Asian stock markets rebounded from a five-year low today as a variety of rumours such as China cutting interest rates later in the day prompted investors to cover short positions before the weekend.
The recovery in stocks pushed the yen down from a 13-year peak hit against the pound, knocked safe-haven government bonds lower and helped oil prices edge up from an early slide.
Traders also cited talk that the Federal Reserve could cut interest rates in an emergency move later in the day or global central banks could conduct another round of joint interest rate cuts in the face of renewed market volatility.
The MSCI index of Asia-Pacific stocks outside Japan climbed 3.3 per cent, having slid 3.2 per cent earlier in the day to the lowest since October 2003.
Stock markets in Europe were expected to open more than 2 per cent lower, but S&P 500 futures were up 22 points, or 3 per cent after a sharp fall on Wall Street the previous session.

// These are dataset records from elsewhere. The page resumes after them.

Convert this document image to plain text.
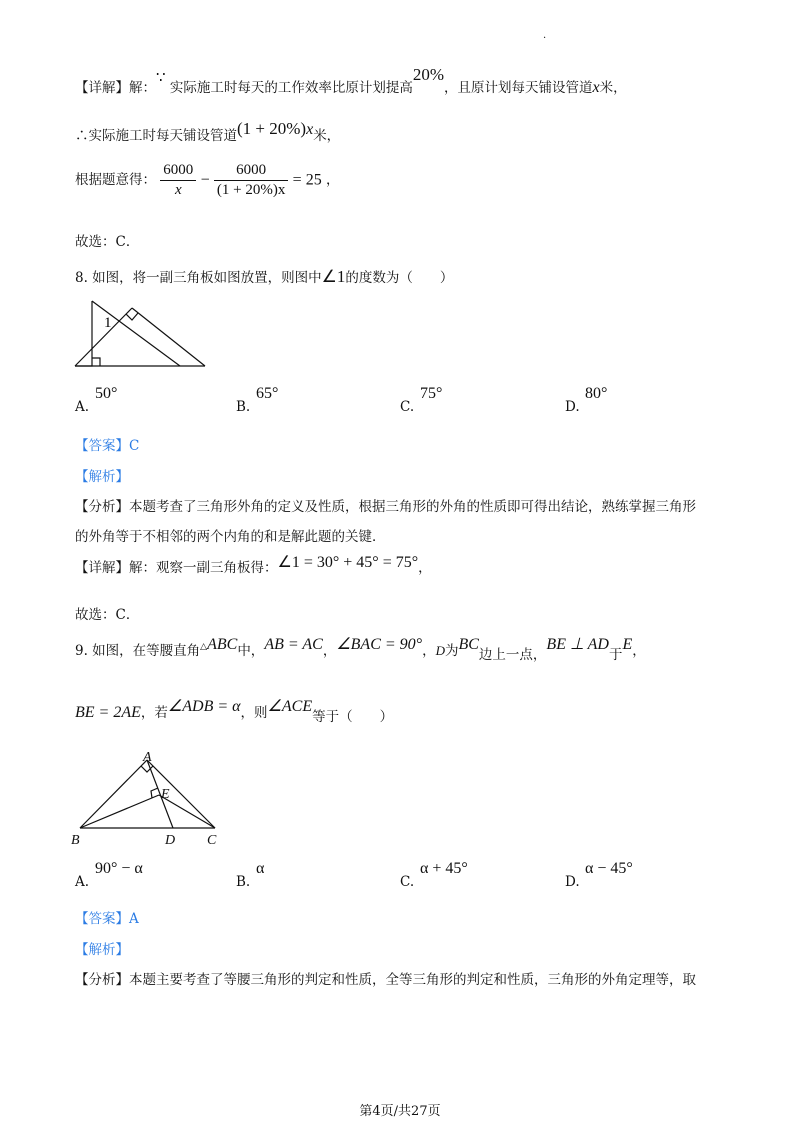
.
【详解】解：∵ 实际施工时每天的工作效率比原计划提高20%，且原计划每天铺设管道x米，
∴实际施工时每天铺设管道(1 + 20%)x米，
根据题意得： $\frac{6000}{x} - \frac{6000}{(1 + 20\%)x} = 25$ ，
故选：C．
8. 如图，将一副三角板如图放置，则图中∠1的度数为（　　）
1
A.
50°
B.
65°
C.
75°
D.
80°
【答案】C
【解析】
【分析】本题考查了三角形外角的定义及性质，根据三角形的外角的性质即可得出结论，熟练掌握三角形
的外角等于不相邻的两个内角的和是解此题的关键．
【详解】解：观察一副三角板得：∠1 = 30° + 45° = 75°，
故选：C．
9. 如图，在等腰直角△ABC中，AB = AC，∠BAC = 90°，D为BC边上一点，BE ⊥ AD于E，
BE = 2AE，若∠ADB = α，则∠ACE等于（　　）
A
B	C
D
E
A.
90° − α
B.
α
C.
α + 45°
D.
α − 45°
【答案】A
【解析】
【分析】本题主要考查了等腰三角形的判定和性质，全等三角形的判定和性质，三角形的外角定理等，取
第4页/共27页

The benchmark US S&P 500 index fell 6.7 per cent an 11-year low on Thursday, amid anxiety about the fate of corporate titans such as General Motors, Ford Motor Company and Citigroup.
Citigroup, not long ago the world's most valuable financial firm, is considering selling parts of itself or a merger of some kind, a source told Reuters.
Fears of a deep global economic recession have pummelled investor confidence all week, spurring more liquidation of assets like stocks and commodities and pushing the yield on 10-year US Treasuries below 3 per cent for the first time in a half-century.
In Asia, South Korea's KOSPI led gains with a rise of almost 6 per cent, while Japan's Nikkei average added nearly 3 per cent.
The yen slipped after hitting a 13-year high against the pound and pushing back near an all-time peak struck against the Australian dollar last month.
The dollar was up 1.3 per cent against the yen at 94.90 yen, while sterling gained about 2 per cent to 140.75 yen after falling to a 13-year low of 137.67 yen in early trade.
Traders remained cautious about the outlook for markets despite the Friday recovery.
U.S. crude oil for January delivery edged up 31 cents to $49.74 a barrel after the December contract settled down $4 at $49.62, the lowest settlement since mid-May 2005. Oil has tumbled by nearly $100 from record highs in July.
Earlier, US stocks were at the lowest in more than a decade, and oil prices fell to three-and-a-half year lows, trading below $50 a barrel, as commodity prices slumped on expectations of reduced demand as economies contract.
There is also uncertainty over the US car industry. Democratic congressional leaders demanded executives at the Big Three car makers come up with a detailed business survival plan in exchange for their support of up to $25 billion in loans.
Investors priced in a one-in-three chance that the US Federal Reserve would cut its benchmark interest rate to 0.25 per cent from 1 percent on or before its last policy meeting of the year on December 16.
A growing number of Fed officials are talking about an unprecedented monetary expansion, with more economists expecting the base rate to hit zero.